La chose la plus immédiatement frappante dans ce Faust est la suppression par Sokourov de la dynamique qui alimente la plupart des versions de l'histoire : le débat goguenard entre Faust et le Diable. Goethe était heureux de reconnaître ces personnages et leur duel philosophique comme des aspects de lui (comme il le dit à Johann Peter Eckermann dans les Conversations de Goethe), et quasiment tous les artistes et commentateurs ont vu de même l'affrontement entre une mélancolie ascétique et un cynisme mondain comme noyau du mythe. Sokourov réécrit Faust comme un matérialiste passionné et quelque peu sadique en proie à des problèmes d'argent, et Méphistophélès comme l'apparente réponse à ses soucis : un usurier.

Il serait facile, comme certains l'ont fait, de voir dans le remodelage du Diable comme un prêteur sur gages nommé Muller un relent de réflexe antisémite russe, mais Sokourov a évidemment quelque chose de plus primaire en tête : Muller, tel qu'interprété par le performer Anton Adasinsky, est un être joyeusement grotesque tiré tout droit de Bosch ou de Brueghel ; il descend de la cigüe comme un simple tonique et, comme révélé dans la scène de bain domestique, a un petit sexe masculin là où son cul devrait se trouver. Muller retient de l'argent à Faust, mais le détourne du droit chemin par d'autres moyens : d'abord en l'aiguillonnant à commettre un meurtre sans raisons, puis en le tentant avec les charmes de la sœur de l'homme assassiné, une jeune femme s'irritant de l'absence d'amour entre sa mère et elle. Il ne ferait aucun sens que Muller ait une stratégie quelconque pour corrompre Faust, ou que la "chute" rapide de ce dernier ne soit autre chose qu'une diversion façon "soirée entre mecs" de ses recherches scientifiques. Ce Faust renonce à l'âme en laquelle il ne croit pas contre une seule nuit avec la fade Margarete (jouée par Isolda Dychauk).

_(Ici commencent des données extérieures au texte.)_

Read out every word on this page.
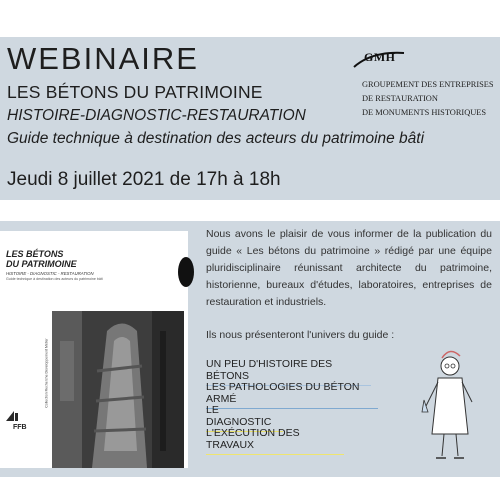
WEBINAIRE
LES BÉTONS DU PATRIMOINE
HISTOIRE-DIAGNOSTIC-RESTAURATION
Guide technique à destination des acteurs du patrimoine bâti
Jeudi 8 juillet 2021 de 17h à 18h
GMH
GROUPEMENT DES ENTREPRISES
DE RESTAURATION
DE MONUMENTS HISTORIQUES
LES BÉTONS
DU PATRIMOINE
HISTOIRE - DIAGNOSTIC - RESTAURATION
Guide technique à destination des acteurs du patrimoine bâti
Collection Recherche Développement Métier
FFB
Nous avons le plaisir de vous informer de la publication du guide « Les bétons du patrimoine » rédigé par une équipe pluridisciplinaire réunissant architecte du patrimoine, historienne, bureaux d'études, laboratoires, entreprises de restauration et industriels.
Ils nous présenteront l'univers du guide :
UN PEU D'HISTOIRE DES BÉTONS
LES PATHOLOGIES DU BÉTON ARMÉ
LE DIAGNOSTIC
L'EXÉCUTION DES TRAVAUX
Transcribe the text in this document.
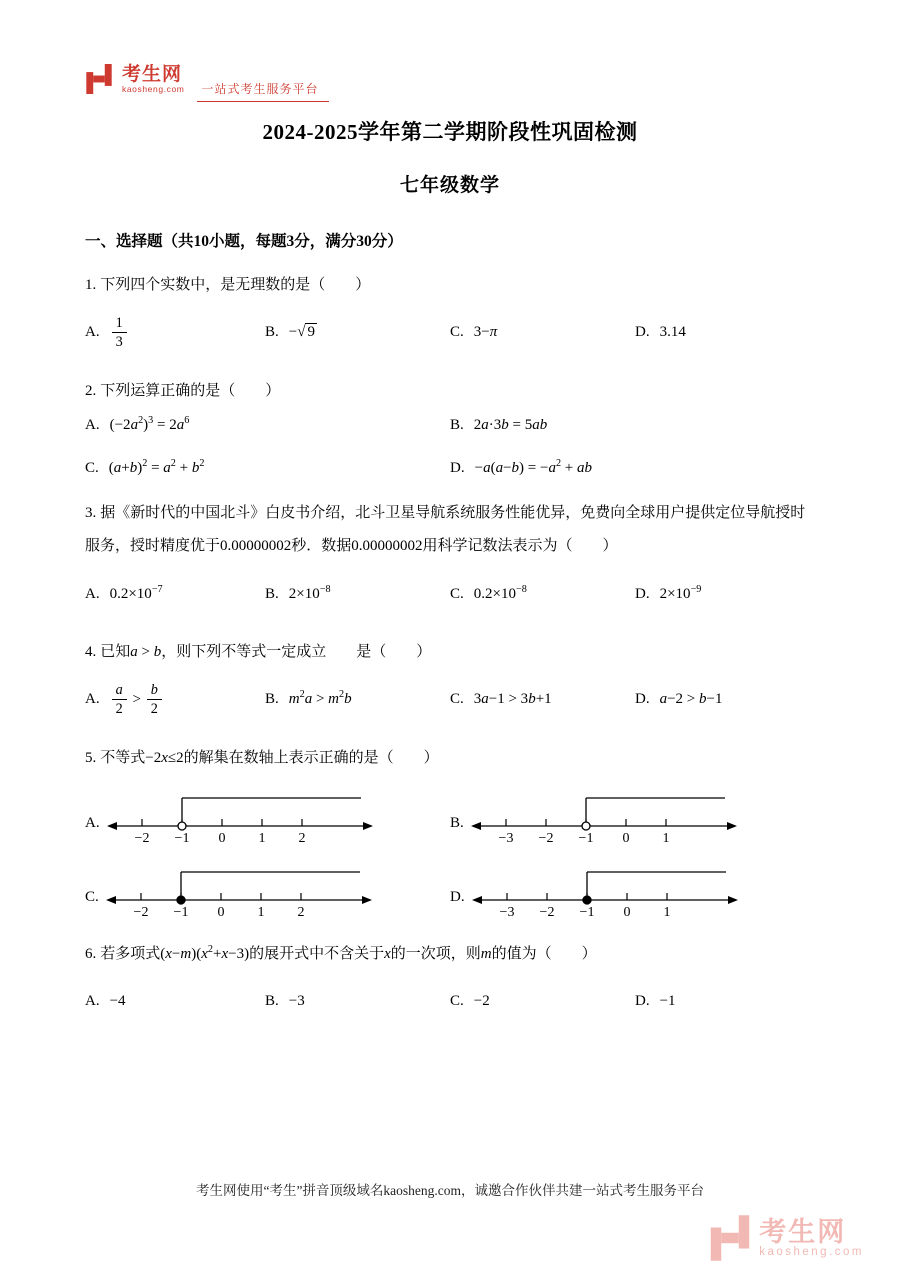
考生网
kaosheng.com	一站式考生服务平台
2024-2025学年第二学期阶段性巩固检测
七年级数学
一、选择题（共10小题，每题3分，满分30分）

1. 下列四个实数中，是无理数的是（  ）

A. $\frac{1}{3}$	B. −√ 9	C. 3−π	D. 3.14

2. 下列运算正确的是（  ）

A. $(-2a^2)^3 = 2a^6$	B. 2a·3b = 5ab
C. $(a+b)^2 = a^2 + b^2$	D. $-a(a-b) = -a^2$ + ab

3. 据《新时代的中国北斗》白皮书介绍，北斗卫星导航系统服务性能优异，免费向全球用户提供定位导航授时服务，授时精度优于0.00000002秒．数据0.00000002用科学记数法表示为（  ）

A. $0.2\times 10^{-7}$	B. $2\times 10^{-8}$	C. $0.2\times 10^{-8}$	D. $2\times 10^{-9}$

4. 已知a > b，则下列不等式一定成立  是（  ）

A. $\frac{a}{2} > \frac{b}{2}$	B. $m^2a > m^2b$	C. 3a−1 > 3b+1	D. a−2 > b−1

5. 不等式−2x≤2的解集在数轴上表示正确的是（  ）

A.
−2 −1 0 1 2
B.
−3 −2 −1 0 1
C.
−2 −1 0 1 2
D.
−3 −2 −1 0 1

6. 若多项式$(x-m)(x^2+x-3)$的展开式中不含关于x的一次项，则m的值为（  ）

A. −4	B. −3	C. −2	D. −1
考生网使用“考生”拼音顶级域名kaosheng.com，诚邀合作伙伴共建一站式考生服务平台
考生网
kaosheng.com
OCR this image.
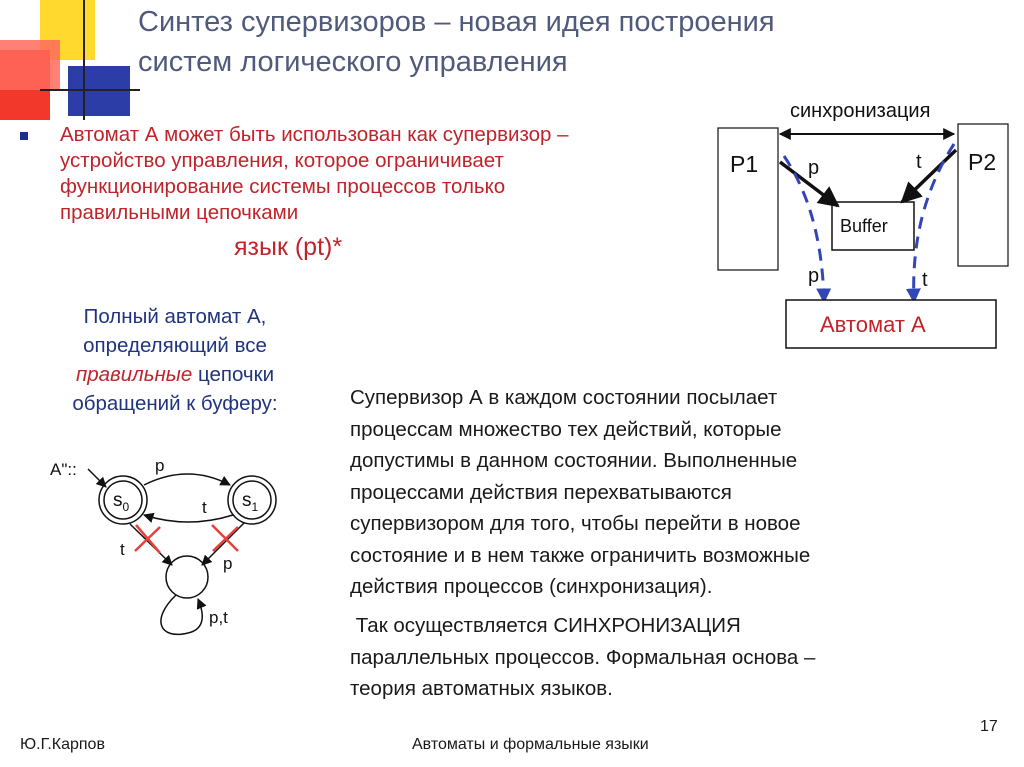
Синтез супервизоров – новая идея построения
систем логического управления

Автомат А может быть использован как супервизор –
устройство управления, которое ограничивает
функционирование системы процессов только
правильными цепочками

язык (pt)*

Полный автомат А,
определяющий все
правильные цепочки
обращений к буферу:

А"::
$s_0$	$s_1$
p
t
t
p
p,t
синхронизация
P1	P2
Buffer
p	t
p	t
Автомат А

Супервизор А в каждом состоянии посылает
процессам множество тех действий, которые
допустимы в данном состоянии. Выполненные
процессами действия перехватываются
супервизором для того, чтобы перейти в новое
состояние и в нем также ограничить возможные
действия процессов (синхронизация).

Так осуществляется СИНХРОНИЗАЦИЯ
параллельных процессов. Формальная основа –
теория автоматных языков.

Ю.Г.Карпов	Автоматы и формальные языки
17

Puisque ni Faust ni Muller n'ont de forte motivation, leur apparent désœuvrement influe sur la forme et le rythme du film, panorama foisonnant et pouilleux de la vie urbaine allemande du 18e siècle, plus proche de la fin du Moyen-Âge que du siècle des Lumières. Il est indéniable que Terry Gilliam fut pionnier du genre avec ses ébats médiévaux scatologiques et grouillant de rats, mais Gilliam donne toujours à ses personnages force et motivation. La caméra toujours mobile et le montage rapide de Sokourov (encouragé par Bruno Delbonnel, également directeur de la photographie sur Amélie Poulain et Harry Potter et le Prince de Sang-Mêlé) tient tout en mouvement quasiment tout le temps, mais sans direction claire. La toile de fond, la caractérisation et les détails du scénario sont tous sacrifiés pour le flux constant des péripéties, laissant direction artistique et décors surchargés combler les lacunes.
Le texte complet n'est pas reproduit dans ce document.